OCEAN PARK — Local filmmaker Stephen Auerbach has completed one of the most tremendous projects of his career.
His documentary, “Bicycle Dreams,” which chronicles the experiences of five riders in the grueling, 3,000-mile Race Across America (RAAM), is set to world premiere at the Newport Beach Film Festival on Saturday.
The race has been around for nearly three decades, but limited sponsorship revenue, minimal coverage from major media, American apathy for cycling sports, and the appropriate intimidation of racing cross-country on a bike keeps the event relatively small.
Since the race’s inception in 1982, fewer than 200 racers have ever finished the competition; an average of 48 percent of those who attempt RAAM ever finish.
But the film has been a long time coming, and Auerbach has been tried and tortured with almost every step along the way.
“Covering the race was so daunting,” he said. “The amount of money being offered to cover it was probably between five and 10 percent of what would be required to do a regular film or television show.”
Faced with the seemingly impossible task of filming a trans-continental bicycle race on a shoestring, Auerbach assembled a team of dedicated videographers who were willing to work for the bare minimum.
“I ended up with this hodge-podge team of gunslingers who happened to own a camera,” Auerbach said. “But it was the perfect marriage for production; everyone was there for 100 percent the right reasons.”
Each cameraman was embedded with the support crew of a rider and spent the race following a bicyclist across the country at an average of 15 miles per hour. Auerbach said that one of the toughest aspects of the project was dealing with the duration and seclusion of the filming.
“It was like sending a kid off to college,” he said. “By virtue of the fact that the race takes a route that is way off the beaten path, I had no cell phone coverage for 80 percent of the trip; I’d talk to my guys once or twice over 10 days.”

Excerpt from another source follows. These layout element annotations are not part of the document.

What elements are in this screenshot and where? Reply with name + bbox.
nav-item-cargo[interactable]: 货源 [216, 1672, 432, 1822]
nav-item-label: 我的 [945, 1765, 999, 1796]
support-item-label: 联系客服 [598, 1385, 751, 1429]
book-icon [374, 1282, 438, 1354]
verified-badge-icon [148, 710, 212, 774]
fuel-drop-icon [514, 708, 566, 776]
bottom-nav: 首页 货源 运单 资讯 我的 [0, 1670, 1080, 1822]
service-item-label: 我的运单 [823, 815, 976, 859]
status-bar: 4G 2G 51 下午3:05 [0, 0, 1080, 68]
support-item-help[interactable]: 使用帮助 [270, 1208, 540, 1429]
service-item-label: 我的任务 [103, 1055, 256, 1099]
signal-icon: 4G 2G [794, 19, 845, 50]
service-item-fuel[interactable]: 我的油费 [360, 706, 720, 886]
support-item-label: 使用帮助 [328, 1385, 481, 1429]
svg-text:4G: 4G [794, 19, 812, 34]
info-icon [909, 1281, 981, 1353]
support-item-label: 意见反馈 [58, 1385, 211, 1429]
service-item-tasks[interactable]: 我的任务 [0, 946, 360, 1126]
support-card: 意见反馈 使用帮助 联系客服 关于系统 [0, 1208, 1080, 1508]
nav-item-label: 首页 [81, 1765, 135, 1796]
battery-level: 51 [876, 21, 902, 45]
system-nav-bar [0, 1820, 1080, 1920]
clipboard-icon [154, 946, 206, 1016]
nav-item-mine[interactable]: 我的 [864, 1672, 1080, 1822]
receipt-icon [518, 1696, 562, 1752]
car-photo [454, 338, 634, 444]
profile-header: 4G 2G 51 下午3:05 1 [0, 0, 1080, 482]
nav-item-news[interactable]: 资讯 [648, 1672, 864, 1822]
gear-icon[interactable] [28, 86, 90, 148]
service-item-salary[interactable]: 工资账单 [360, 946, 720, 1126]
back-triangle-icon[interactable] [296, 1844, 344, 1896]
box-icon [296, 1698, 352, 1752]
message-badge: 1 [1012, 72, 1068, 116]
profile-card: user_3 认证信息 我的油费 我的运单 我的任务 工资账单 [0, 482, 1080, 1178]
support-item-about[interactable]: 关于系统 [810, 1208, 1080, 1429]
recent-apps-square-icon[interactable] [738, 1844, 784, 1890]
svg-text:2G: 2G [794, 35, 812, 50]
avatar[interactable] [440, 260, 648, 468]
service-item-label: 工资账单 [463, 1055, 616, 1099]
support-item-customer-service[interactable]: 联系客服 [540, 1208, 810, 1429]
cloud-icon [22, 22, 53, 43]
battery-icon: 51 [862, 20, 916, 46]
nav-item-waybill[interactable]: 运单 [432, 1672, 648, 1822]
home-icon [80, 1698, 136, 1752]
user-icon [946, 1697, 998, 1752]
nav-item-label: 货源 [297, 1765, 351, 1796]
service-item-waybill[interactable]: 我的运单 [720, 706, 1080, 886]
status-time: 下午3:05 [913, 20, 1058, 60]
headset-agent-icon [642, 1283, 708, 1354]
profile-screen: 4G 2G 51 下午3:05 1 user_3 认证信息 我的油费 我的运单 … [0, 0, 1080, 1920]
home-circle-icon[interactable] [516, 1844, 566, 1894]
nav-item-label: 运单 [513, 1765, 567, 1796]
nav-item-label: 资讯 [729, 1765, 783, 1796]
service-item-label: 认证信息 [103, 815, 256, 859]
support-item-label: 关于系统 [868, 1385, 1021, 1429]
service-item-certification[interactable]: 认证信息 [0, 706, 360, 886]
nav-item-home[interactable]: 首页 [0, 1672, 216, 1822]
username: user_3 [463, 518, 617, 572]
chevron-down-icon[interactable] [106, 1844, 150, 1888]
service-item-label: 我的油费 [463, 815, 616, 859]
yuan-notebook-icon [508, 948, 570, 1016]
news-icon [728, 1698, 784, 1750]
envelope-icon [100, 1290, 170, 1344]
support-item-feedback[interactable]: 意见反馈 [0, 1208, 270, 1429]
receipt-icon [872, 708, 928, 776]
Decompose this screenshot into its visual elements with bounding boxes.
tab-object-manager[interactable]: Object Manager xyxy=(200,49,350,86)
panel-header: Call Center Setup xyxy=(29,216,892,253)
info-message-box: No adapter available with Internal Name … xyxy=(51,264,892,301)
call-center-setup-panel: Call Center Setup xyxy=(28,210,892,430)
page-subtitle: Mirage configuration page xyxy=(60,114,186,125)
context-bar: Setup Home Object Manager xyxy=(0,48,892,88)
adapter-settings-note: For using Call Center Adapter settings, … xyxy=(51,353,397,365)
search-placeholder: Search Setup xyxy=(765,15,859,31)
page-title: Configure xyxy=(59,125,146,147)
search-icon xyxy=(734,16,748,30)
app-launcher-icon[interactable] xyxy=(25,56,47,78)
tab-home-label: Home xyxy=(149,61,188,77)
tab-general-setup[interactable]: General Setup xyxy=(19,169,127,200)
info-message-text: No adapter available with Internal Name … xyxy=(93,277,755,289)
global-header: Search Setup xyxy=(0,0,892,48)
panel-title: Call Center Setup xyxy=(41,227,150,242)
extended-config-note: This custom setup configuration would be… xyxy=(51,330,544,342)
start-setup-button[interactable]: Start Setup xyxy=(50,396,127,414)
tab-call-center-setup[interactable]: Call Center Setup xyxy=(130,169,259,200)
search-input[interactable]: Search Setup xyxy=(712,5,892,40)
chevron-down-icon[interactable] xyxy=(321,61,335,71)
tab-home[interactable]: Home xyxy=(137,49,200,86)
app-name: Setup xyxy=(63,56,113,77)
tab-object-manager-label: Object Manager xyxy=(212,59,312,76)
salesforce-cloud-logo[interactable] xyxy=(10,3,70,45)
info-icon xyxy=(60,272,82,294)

But it wasn’t until after the filming itself was finished that Auerbach was confronted with the greatest challenge of all.
“I came back with 450 hours of footage; it took a couple of years to get the film in the can and done,” he said.
During those couple of years, things got worse.
“The money ran out after about a year -— they wouldn’t go any deeper,” Auerbach explained. “But I was a year in. I couldn’t stop there.”
To make ends meet, Auerbach took on other projects, sacrificing time with his wife and two young daughters to work on “Bicycle Dreams” on his nights and weekends. After some time, the parallel between the documentarian’s monumental task and that on which he reported became sorely clear.
“This became my RAAM,” he said. “While I was working I kept thinking ‘why am I doing this? Nobody is ever going to see this.’ But I realized that I was (figuratively) one of the riders, and it came down to ‘am I going to get off the bike, or am I going to finish it?’”
So far, Auerbach said, response to the film has been very positive. Viewers of prescreenings at the Newport Beach Film Festival have written to the director with abundant praise.
But even with the film finished, Auerbach said his feelings of pride and triumph are mixed with melancholy.
Like many of the riders whose stories form the film’s narrative, Auerbach will likely not find fortune as the reward for his efforts. Instead, he said he feels that the experience of filming the race, and the satisfaction of finally finishing the project, are among the greatest dividends.
“I’m a soulful guy. I wasn’t not going to finish it. I know what a great story it is,” he said. “But it’s not going to make money; I’d be lucky to sell 5,000 copies to cycling nuts. But I’m really glad I finished it. It seemed like a very honest thing.”